We in Plaid Cymru support the principle of affording exporters in Wales the opportunity to further their trade with the USA. It is the largest destination for Welsh exports outside the EU and involves 23.7% of all trade, which naturally leads to the question of whether there is actually a problem to solve with the proposed trade deal. Certainly, we would support any deal that was of mutual benefit and in the Welsh national interest, and we would want guarantees that SMEs are genuinely afforded entry into the market with the chance to create more jobs and grow the economy. For example, exports from local farmers in Carmarthenshire could benefit from a favourable deal. Indeed, the Farmers Union of Wales is very encouraged by TTIP.
However, Plaid Cymru would be opposed to any deal that ended up favouring big corporations and allowed the further hollowing out of industrial sectors of the Welsh economy. We also have grave concerns about the proposed EU-US trade deal as it currently stands with regard to investor-state dispute settlement—I will talk a little more about that later in my remarks.
Much needs to be done to increase transparency in these negotiations. I am an avid follower of the Twitter account launched by the EU negotiating team, but much greater effort needs to be made by the EU and member states to explain and inform people about the TTIP. Economists at the Munich-based Ifo Institute found that a trade deal would lead to a 13.4% increase in US income per head in real terms over the long term, but an average rise of only 5% among the EU 27, now 28—we in Wales welcome our friends in Croatia to the EU table.
The figures assume that the US and EU agree on a deal that would lower transatlantic tariffs, and harmonise and ease regulations in many sectors that are often referred to as non-tariff barriers to trade. Trust in any trading partner is essential. That is why last year I read with great concern the revelations that the National Security Agency surveillance programmes had been spying on Governments in Europe, with the help of intelligence services in the UK. The spying revelations had the potential to derail the proposed deal, given the understandable outrage in some European capitals. I am amazed that there has not been more public outrage here, given the level of intrusion into private lives. I imagine that had any other foreign Government pursued such blanket intrusion, the UK Government would have armed the nukes. Their deafening silence about the NSA revelations indicates a worrying collusion aimed at sidestepping UK civil liberty protections.
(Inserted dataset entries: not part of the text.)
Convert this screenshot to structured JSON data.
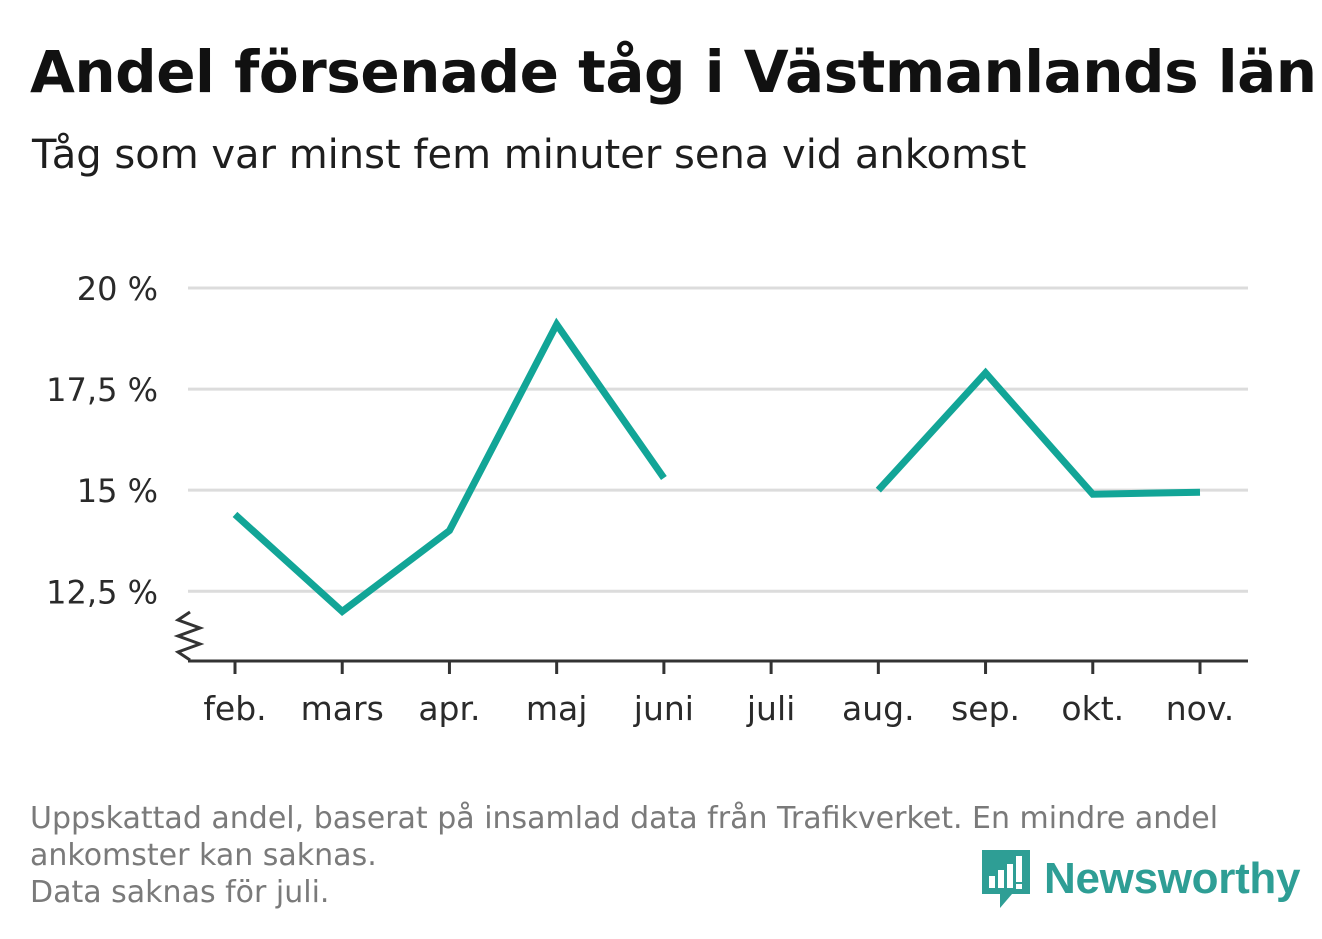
{
  "header": {
    "title": "Andel försenade tåg i Västmanlands län",
    "subtitle": "Tåg som var minst fem minuter sena vid ankomst"
  },
  "footnote": {
    "line1": "Uppskattad andel, baserat på insamlad data från Trafikverket. En mindre andel",
    "line2": "ankomster kan saknas.",
    "line3": "Data saknas för juli."
  },
  "brand": {
    "name": "Newsworthy",
    "icon": "newsworthy-logo-icon",
    "color": "#2e9e95"
  },
  "chart_data": {
    "type": "line",
    "categories": [
      "feb.",
      "mars",
      "apr.",
      "maj",
      "juni",
      "juli",
      "aug.",
      "sep.",
      "okt.",
      "nov."
    ],
    "series": [
      {
        "values": [
          14.4,
          12.0,
          14.0,
          19.1,
          15.3,
          null,
          15.0,
          17.9,
          14.9,
          14.95
        ],
        "color": "#12a597"
      }
    ],
    "ylim": [
      10.8,
      20
    ],
    "yticks": [
      {
        "value": 12.5,
        "label": "12,5 %"
      },
      {
        "value": 15,
        "label": "15 %"
      },
      {
        "value": 17.5,
        "label": "17,5 %"
      },
      {
        "value": 20,
        "label": "20 %"
      }
    ],
    "axis_break": true,
    "grid": true,
    "xlabel": "",
    "ylabel": ""
  }
}
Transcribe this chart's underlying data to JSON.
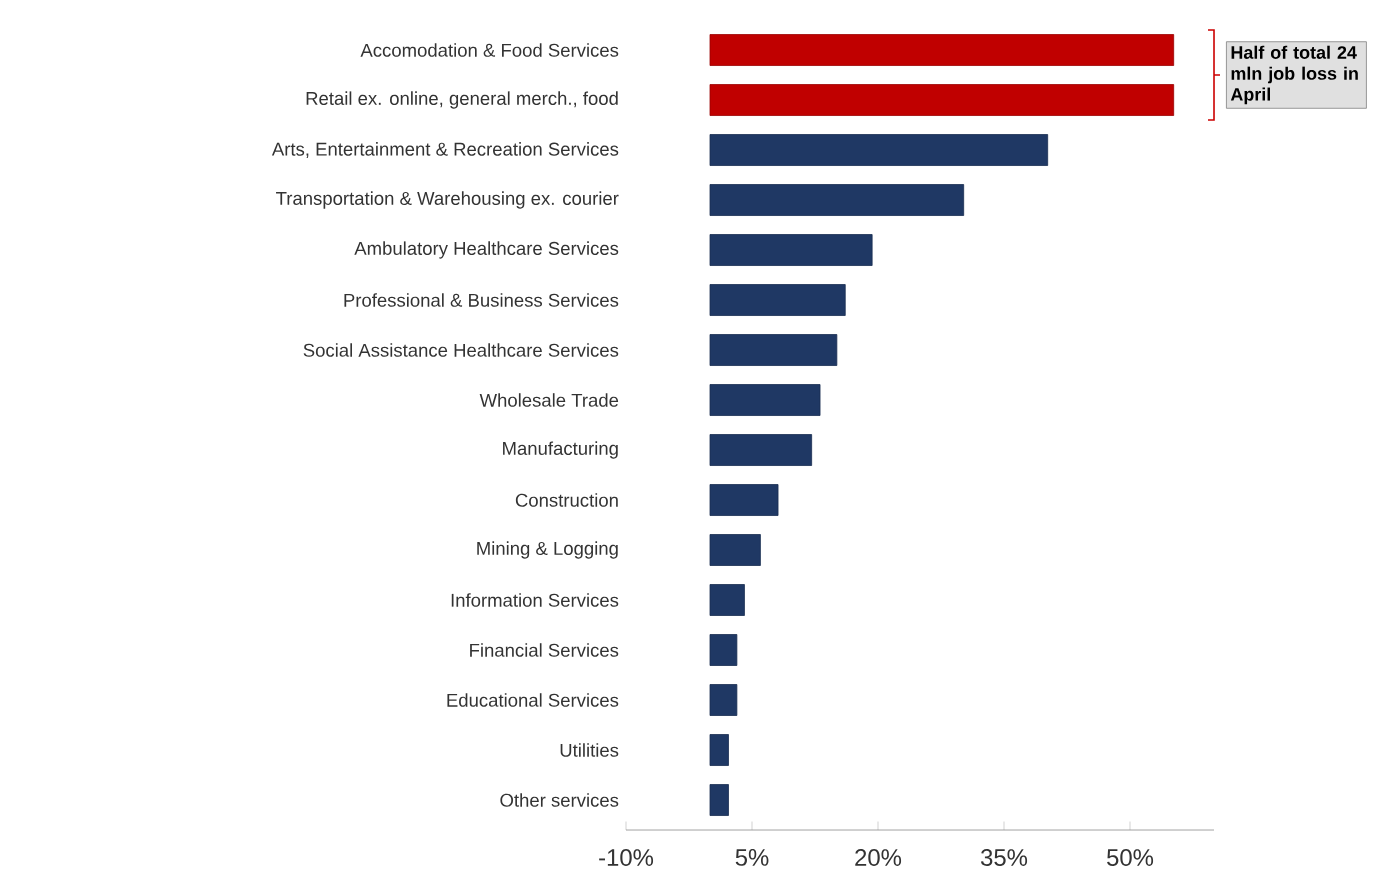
{
  "chart_data": {
    "type": "bar",
    "orientation": "horizontal",
    "categories": [
      "Accomodation & Food Services",
      "Retail ex. online, general merch., food",
      "Arts, Entertainment & Recreation Services",
      "Transportation & Warehousing ex. courier",
      "Ambulatory Healthcare Services",
      "Professional & Business Services",
      "Social Assistance Healthcare Services",
      "Wholesale Trade",
      "Manufacturing",
      "Construction",
      "Mining & Logging",
      "Information Services",
      "Financial Services",
      "Educational Services",
      "Utilities",
      "Other services"
    ],
    "values": [
      55.2,
      55.2,
      40.2,
      30.2,
      19.3,
      16.1,
      15.1,
      13.1,
      12.1,
      8.1,
      6.0,
      4.1,
      3.2,
      3.2,
      2.2,
      2.2
    ],
    "colors": [
      "#c00000",
      "#c00000",
      "#1f3864",
      "#1f3864",
      "#1f3864",
      "#1f3864",
      "#1f3864",
      "#1f3864",
      "#1f3864",
      "#1f3864",
      "#1f3864",
      "#1f3864",
      "#1f3864",
      "#1f3864",
      "#1f3864",
      "#1f3864"
    ],
    "xlim": [
      -10,
      60
    ],
    "xticks": [
      {
        "value": -10,
        "label": "-10%"
      },
      {
        "value": 5,
        "label": "5%"
      },
      {
        "value": 20,
        "label": "20%"
      },
      {
        "value": 35,
        "label": "35%"
      },
      {
        "value": 50,
        "label": "50%"
      }
    ],
    "annotations": [
      "Half of total 24 mln job loss in April"
    ]
  }
}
That is why it is incredibly important that, at every stage of the negotiations on any deal, there is full transparency and accountability, and that all groups are allowed input. This is a matter for all EU nations and regions, not just the leaders of a few select large and economically powerful states within it.
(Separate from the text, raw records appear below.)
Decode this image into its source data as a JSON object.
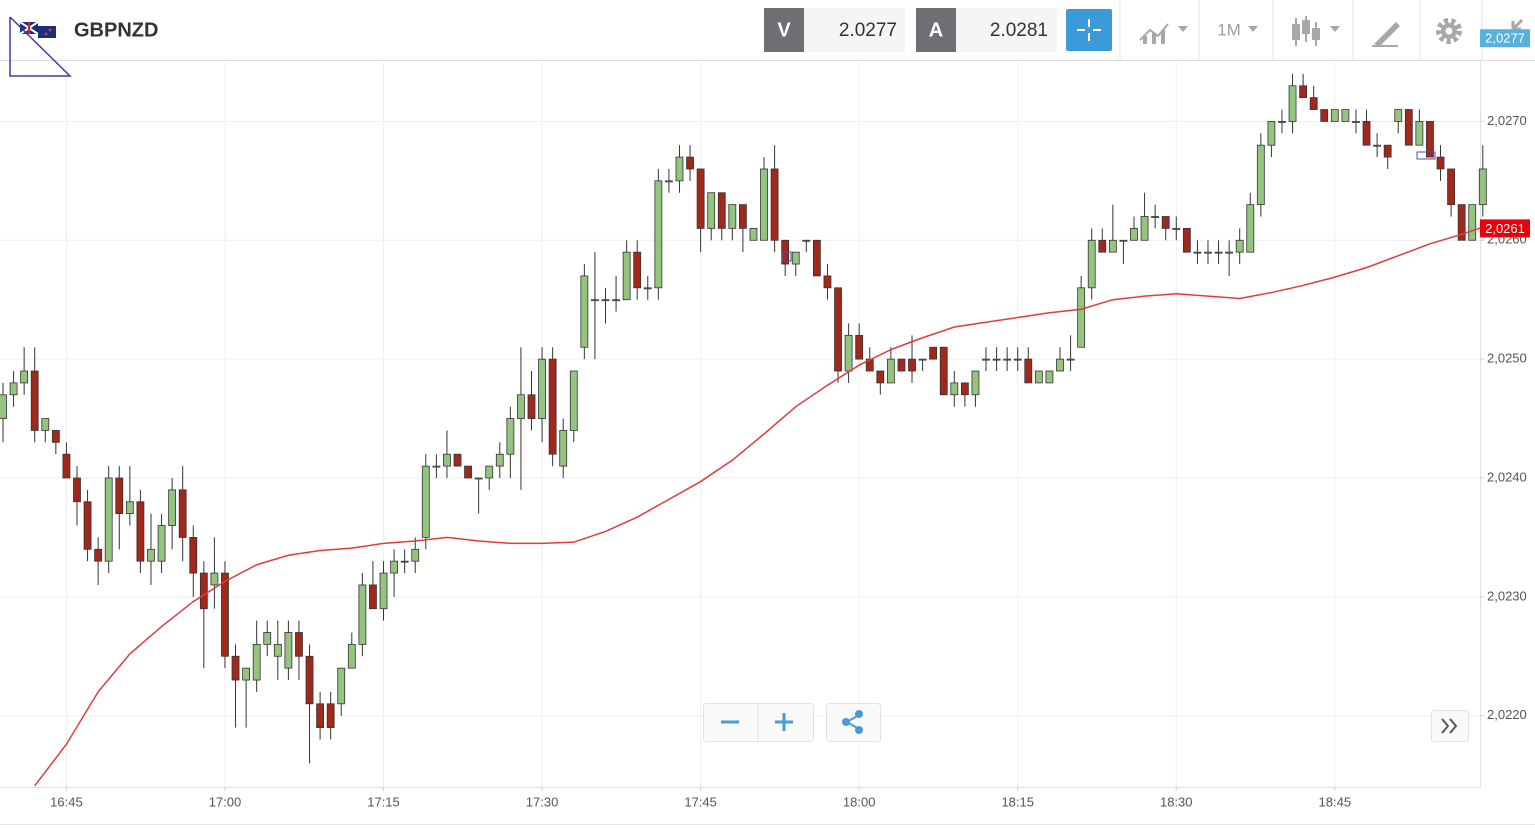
{
  "header": {
    "symbol": "GBPNZD",
    "bid_label": "V",
    "bid": 2.0277,
    "ask_label": "A",
    "ask": 2.0281,
    "timeframe": "1M"
  },
  "chart_data": {
    "type": "candlestick",
    "x": [
      "16:39",
      "16:40",
      "16:41",
      "16:42",
      "16:43",
      "16:44",
      "16:45",
      "16:46",
      "16:47",
      "16:48",
      "16:49",
      "16:50",
      "16:51",
      "16:52",
      "16:53",
      "16:54",
      "16:55",
      "16:56",
      "16:57",
      "16:58",
      "16:59",
      "17:00",
      "17:01",
      "17:02",
      "17:03",
      "17:04",
      "17:05",
      "17:06",
      "17:07",
      "17:08",
      "17:09",
      "17:10",
      "17:11",
      "17:12",
      "17:13",
      "17:14",
      "17:15",
      "17:16",
      "17:17",
      "17:18",
      "17:19",
      "17:20",
      "17:21",
      "17:22",
      "17:23",
      "17:24",
      "17:25",
      "17:26",
      "17:27",
      "17:28",
      "17:29",
      "17:30",
      "17:31",
      "17:32",
      "17:33",
      "17:34",
      "17:35",
      "17:36",
      "17:37",
      "17:38",
      "17:39",
      "17:40",
      "17:41",
      "17:42",
      "17:43",
      "17:44",
      "17:45",
      "17:46",
      "17:47",
      "17:48",
      "17:49",
      "17:50",
      "17:51",
      "17:52",
      "17:53",
      "17:54",
      "17:55",
      "17:56",
      "17:57",
      "17:58",
      "17:59",
      "18:00",
      "18:01",
      "18:02",
      "18:03",
      "18:04",
      "18:05",
      "18:06",
      "18:07",
      "18:08",
      "18:09",
      "18:10",
      "18:11",
      "18:12",
      "18:13",
      "18:14",
      "18:15",
      "18:16",
      "18:17",
      "18:18",
      "18:19",
      "18:20",
      "18:21",
      "18:22",
      "18:23",
      "18:24",
      "18:25",
      "18:26",
      "18:27",
      "18:28",
      "18:29",
      "18:30",
      "18:31",
      "18:32",
      "18:33",
      "18:34",
      "18:35",
      "18:36",
      "18:37",
      "18:38",
      "18:39",
      "18:40",
      "18:41",
      "18:42",
      "18:43",
      "18:44",
      "18:45",
      "18:46",
      "18:47",
      "18:48",
      "18:49",
      "18:50",
      "18:51",
      "18:52",
      "18:53",
      "18:54",
      "18:55",
      "18:56",
      "18:57",
      "18:58",
      "18:59"
    ],
    "open": [
      2.0245,
      2.0247,
      2.0248,
      2.0249,
      2.0244,
      2.0244,
      2.0242,
      2.024,
      2.0238,
      2.0234,
      2.0233,
      2.024,
      2.0237,
      2.0238,
      2.0233,
      2.0233,
      2.0236,
      2.0239,
      2.0235,
      2.0232,
      2.0231,
      2.0232,
      2.0225,
      2.0223,
      2.0223,
      2.0226,
      2.0225,
      2.0224,
      2.0227,
      2.0225,
      2.0221,
      2.0221,
      2.0221,
      2.0224,
      2.0226,
      2.0231,
      2.0229,
      2.0232,
      2.0233,
      2.0233,
      2.0235,
      2.0241,
      2.0241,
      2.0242,
      2.0241,
      2.024,
      2.024,
      2.0241,
      2.0242,
      2.0245,
      2.0247,
      2.0245,
      2.025,
      2.0241,
      2.0244,
      2.0251,
      2.0255,
      2.0255,
      2.0255,
      2.0255,
      2.0259,
      2.0256,
      2.0256,
      2.0265,
      2.0265,
      2.0267,
      2.0266,
      2.0261,
      2.0264,
      2.0261,
      2.0263,
      2.026,
      2.026,
      2.0266,
      2.026,
      2.0258,
      2.026,
      2.026,
      2.0257,
      2.0256,
      2.0249,
      2.0252,
      2.025,
      2.0249,
      2.0248,
      2.025,
      2.025,
      2.025,
      2.0251,
      2.0251,
      2.0247,
      2.0248,
      2.0247,
      2.025,
      2.025,
      2.025,
      2.025,
      2.025,
      2.0248,
      2.0248,
      2.0249,
      2.025,
      2.0251,
      2.0256,
      2.026,
      2.0259,
      2.026,
      2.026,
      2.026,
      2.0262,
      2.0262,
      2.0261,
      2.0261,
      2.0259,
      2.0259,
      2.0259,
      2.0259,
      2.0259,
      2.0259,
      2.0263,
      2.0268,
      2.027,
      2.027,
      2.0273,
      2.0272,
      2.0271,
      2.027,
      2.027,
      2.027,
      2.027,
      2.0268,
      2.0268,
      2.027,
      2.0271,
      2.0268,
      2.027,
      2.0267,
      2.0266,
      2.0263,
      2.026,
      2.0263
    ],
    "high": [
      2.0248,
      2.0249,
      2.0251,
      2.0251,
      2.0245,
      2.0244,
      2.0243,
      2.0241,
      2.0239,
      2.0235,
      2.0241,
      2.0241,
      2.0241,
      2.0239,
      2.0237,
      2.0237,
      2.024,
      2.0241,
      2.0236,
      2.0233,
      2.0235,
      2.0233,
      2.0226,
      2.0224,
      2.0228,
      2.0228,
      2.0228,
      2.0228,
      2.0228,
      2.0226,
      2.0222,
      2.0222,
      2.0224,
      2.0227,
      2.0232,
      2.0233,
      2.0233,
      2.0234,
      2.0234,
      2.0235,
      2.0242,
      2.0242,
      2.0244,
      2.0242,
      2.0241,
      2.024,
      2.0241,
      2.0243,
      2.0246,
      2.0251,
      2.0249,
      2.0251,
      2.0251,
      2.0245,
      2.0249,
      2.0258,
      2.0259,
      2.0256,
      2.0257,
      2.026,
      2.026,
      2.0257,
      2.0266,
      2.0266,
      2.0268,
      2.0268,
      2.0266,
      2.0264,
      2.0264,
      2.0263,
      2.0263,
      2.0261,
      2.0267,
      2.0268,
      2.026,
      2.0259,
      2.026,
      2.026,
      2.0258,
      2.0256,
      2.0253,
      2.0253,
      2.0251,
      2.0249,
      2.0251,
      2.025,
      2.0252,
      2.025,
      2.0251,
      2.0251,
      2.0249,
      2.0248,
      2.0249,
      2.0251,
      2.0251,
      2.0251,
      2.0251,
      2.0251,
      2.0249,
      2.0249,
      2.0251,
      2.0252,
      2.0257,
      2.0261,
      2.0261,
      2.0263,
      2.026,
      2.0262,
      2.0264,
      2.0263,
      2.0262,
      2.0262,
      2.0261,
      2.026,
      2.026,
      2.026,
      2.026,
      2.0261,
      2.0264,
      2.0269,
      2.027,
      2.0271,
      2.0274,
      2.0274,
      2.0273,
      2.0271,
      2.0271,
      2.0271,
      2.0271,
      2.0271,
      2.0269,
      2.0268,
      2.0271,
      2.0271,
      2.0271,
      2.027,
      2.0268,
      2.0266,
      2.0263,
      2.0263,
      2.0268
    ],
    "low": [
      2.0243,
      2.0246,
      2.0247,
      2.0243,
      2.0243,
      2.0242,
      2.024,
      2.0236,
      2.0233,
      2.0231,
      2.0232,
      2.0234,
      2.0236,
      2.0232,
      2.0231,
      2.0232,
      2.0234,
      2.0233,
      2.023,
      2.0224,
      2.0229,
      2.0224,
      2.0219,
      2.0219,
      2.0222,
      2.0225,
      2.0223,
      2.0223,
      2.0223,
      2.0216,
      2.0218,
      2.0218,
      2.022,
      2.0224,
      2.0225,
      2.0229,
      2.0228,
      2.023,
      2.0232,
      2.0232,
      2.0234,
      2.024,
      2.024,
      2.0241,
      2.024,
      2.0237,
      2.0239,
      2.024,
      2.024,
      2.0239,
      2.0244,
      2.0243,
      2.0241,
      2.024,
      2.0243,
      2.025,
      2.025,
      2.0253,
      2.0254,
      2.0255,
      2.0255,
      2.0255,
      2.0255,
      2.0264,
      2.0264,
      2.0265,
      2.0259,
      2.026,
      2.026,
      2.026,
      2.0259,
      2.026,
      2.026,
      2.0259,
      2.0257,
      2.0257,
      2.0259,
      2.0257,
      2.0255,
      2.0248,
      2.0248,
      2.025,
      2.0249,
      2.0247,
      2.0248,
      2.0249,
      2.0248,
      2.0249,
      2.025,
      2.0247,
      2.0246,
      2.0246,
      2.0246,
      2.0249,
      2.0249,
      2.0249,
      2.0249,
      2.0248,
      2.0248,
      2.0248,
      2.0249,
      2.0249,
      2.0251,
      2.0255,
      2.0259,
      2.0259,
      2.0258,
      2.026,
      2.026,
      2.0261,
      2.026,
      2.026,
      2.0259,
      2.0258,
      2.0258,
      2.0258,
      2.0257,
      2.0258,
      2.0259,
      2.0262,
      2.0267,
      2.0269,
      2.0269,
      2.0272,
      2.0271,
      2.027,
      2.027,
      2.027,
      2.0269,
      2.0268,
      2.0267,
      2.0266,
      2.0269,
      2.0268,
      2.0268,
      2.0267,
      2.0265,
      2.0262,
      2.026,
      2.026,
      2.0262
    ],
    "close": [
      2.0247,
      2.0248,
      2.0249,
      2.0244,
      2.0245,
      2.0243,
      2.024,
      2.0238,
      2.0234,
      2.0233,
      2.024,
      2.0237,
      2.0238,
      2.0233,
      2.0234,
      2.0236,
      2.0239,
      2.0235,
      2.0232,
      2.0229,
      2.0232,
      2.0225,
      2.0223,
      2.0224,
      2.0226,
      2.0227,
      2.0226,
      2.0227,
      2.0225,
      2.0221,
      2.0219,
      2.0219,
      2.0224,
      2.0226,
      2.0231,
      2.0229,
      2.0232,
      2.0233,
      2.0233,
      2.0234,
      2.0241,
      2.0241,
      2.0242,
      2.0241,
      2.024,
      2.024,
      2.0241,
      2.0242,
      2.0245,
      2.0247,
      2.0245,
      2.025,
      2.0242,
      2.0244,
      2.0249,
      2.0257,
      2.0255,
      2.0255,
      2.0255,
      2.0259,
      2.0256,
      2.0256,
      2.0265,
      2.0265,
      2.0267,
      2.0266,
      2.0261,
      2.0264,
      2.0261,
      2.0263,
      2.0261,
      2.0261,
      2.0266,
      2.026,
      2.0258,
      2.0259,
      2.026,
      2.0257,
      2.0256,
      2.0249,
      2.0252,
      2.025,
      2.0249,
      2.0248,
      2.025,
      2.0249,
      2.0249,
      2.025,
      2.025,
      2.0247,
      2.0248,
      2.0247,
      2.0249,
      2.025,
      2.025,
      2.025,
      2.025,
      2.0248,
      2.0249,
      2.0249,
      2.025,
      2.025,
      2.0256,
      2.026,
      2.0259,
      2.026,
      2.026,
      2.0261,
      2.0262,
      2.0262,
      2.0261,
      2.0261,
      2.0259,
      2.0259,
      2.0259,
      2.0259,
      2.0259,
      2.026,
      2.0263,
      2.0268,
      2.027,
      2.027,
      2.0273,
      2.0272,
      2.0271,
      2.027,
      2.0271,
      2.0271,
      2.027,
      2.0268,
      2.0268,
      2.0267,
      2.0271,
      2.0268,
      2.027,
      2.0267,
      2.0266,
      2.0263,
      2.026,
      2.0263,
      2.0266
    ],
    "up_color": "#95c47f",
    "down_color": "#a3281c",
    "wick_color": "#333333",
    "moving_average": {
      "color": "#e23b3b",
      "x": [
        "16:42",
        "16:45",
        "16:48",
        "16:51",
        "16:54",
        "16:57",
        "17:00",
        "17:03",
        "17:06",
        "17:09",
        "17:12",
        "17:15",
        "17:18",
        "17:21",
        "17:24",
        "17:27",
        "17:30",
        "17:33",
        "17:36",
        "17:39",
        "17:42",
        "17:45",
        "17:48",
        "17:51",
        "17:54",
        "17:57",
        "18:00",
        "18:03",
        "18:06",
        "18:09",
        "18:12",
        "18:15",
        "18:18",
        "18:21",
        "18:24",
        "18:27",
        "18:30",
        "18:33",
        "18:36",
        "18:39",
        "18:42",
        "18:45",
        "18:48",
        "18:51",
        "18:54",
        "18:57",
        "18:59"
      ],
      "values": [
        2.02141,
        2.02176,
        2.0222,
        2.02252,
        2.02275,
        2.02296,
        2.02313,
        2.02327,
        2.02335,
        2.02339,
        2.02341,
        2.02345,
        2.02347,
        2.0235,
        2.02347,
        2.02345,
        2.02345,
        2.02346,
        2.02355,
        2.02367,
        2.02382,
        2.02397,
        2.02415,
        2.02437,
        2.0246,
        2.02478,
        2.02495,
        2.02508,
        2.02518,
        2.02527,
        2.02531,
        2.02535,
        2.02539,
        2.02542,
        2.0255,
        2.02553,
        2.02555,
        2.02553,
        2.02551,
        2.02556,
        2.02562,
        2.02569,
        2.02577,
        2.02587,
        2.02597,
        2.02605,
        2.02611
      ]
    },
    "xticks": [
      "16:45",
      "17:00",
      "17:15",
      "17:30",
      "17:45",
      "18:00",
      "18:15",
      "18:30",
      "18:45"
    ],
    "ylim": [
      2.0214,
      2.0275
    ],
    "yticks": [
      {
        "value": 2.022,
        "label": "2,0220"
      },
      {
        "value": 2.023,
        "label": "2,0230"
      },
      {
        "value": 2.024,
        "label": "2,0240"
      },
      {
        "value": 2.025,
        "label": "2,0250"
      },
      {
        "value": 2.026,
        "label": "2,0260"
      },
      {
        "value": 2.027,
        "label": "2,0270"
      }
    ],
    "price_tags": [
      {
        "value": 2.0277,
        "label": "2,0277",
        "color": "#5ab0dd"
      },
      {
        "value": 2.0261,
        "label": "2,0261",
        "color": "#e8000b"
      }
    ],
    "grid": true
  }
}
EU Trade Ministers agreed on a mandate for the European Commission to conduct negotiations with the USA on the TTIP. A lack of transparency in future negotiations is a major cause for concern, yet EU Governments insist on keeping the mandate confidential. The trumped-up excuse—that it is necessary for negotiations —does not stand up to analysis, as it will be available for the US to access. The mandate on the terms of any deal should be freely debated in the European Parliament and in European Parliaments, and not arrogantly assumed by the European Commission and state Governments.
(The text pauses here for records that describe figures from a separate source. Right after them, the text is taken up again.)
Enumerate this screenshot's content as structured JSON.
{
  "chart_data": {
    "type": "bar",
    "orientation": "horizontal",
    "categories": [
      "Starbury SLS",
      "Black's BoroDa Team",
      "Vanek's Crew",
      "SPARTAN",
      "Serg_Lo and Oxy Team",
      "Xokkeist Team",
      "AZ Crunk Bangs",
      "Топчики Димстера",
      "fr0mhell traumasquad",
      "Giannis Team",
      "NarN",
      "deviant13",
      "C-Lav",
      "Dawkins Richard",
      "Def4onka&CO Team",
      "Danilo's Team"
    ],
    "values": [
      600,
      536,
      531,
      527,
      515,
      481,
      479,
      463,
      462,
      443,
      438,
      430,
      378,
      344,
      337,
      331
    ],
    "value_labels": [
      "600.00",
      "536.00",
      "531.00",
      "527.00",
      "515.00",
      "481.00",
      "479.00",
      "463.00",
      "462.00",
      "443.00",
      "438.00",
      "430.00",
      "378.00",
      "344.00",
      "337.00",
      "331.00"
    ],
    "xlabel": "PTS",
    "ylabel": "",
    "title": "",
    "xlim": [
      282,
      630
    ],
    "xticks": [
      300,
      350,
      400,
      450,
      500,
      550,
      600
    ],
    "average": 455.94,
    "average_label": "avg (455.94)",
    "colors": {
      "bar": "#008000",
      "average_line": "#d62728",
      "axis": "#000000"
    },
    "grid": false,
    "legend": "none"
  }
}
The French Government have apparently secured the exclusion of culture and audiovisual services from the mandate. There are still many risks that deserve the same attention. There are serious concerns that negotiations could lead to investor claims that threaten core EU standards and rules on the protection of public services— such as the NHS, which was raised earlier—intellectual property, food safety, GMO crops, and health and environmental standards.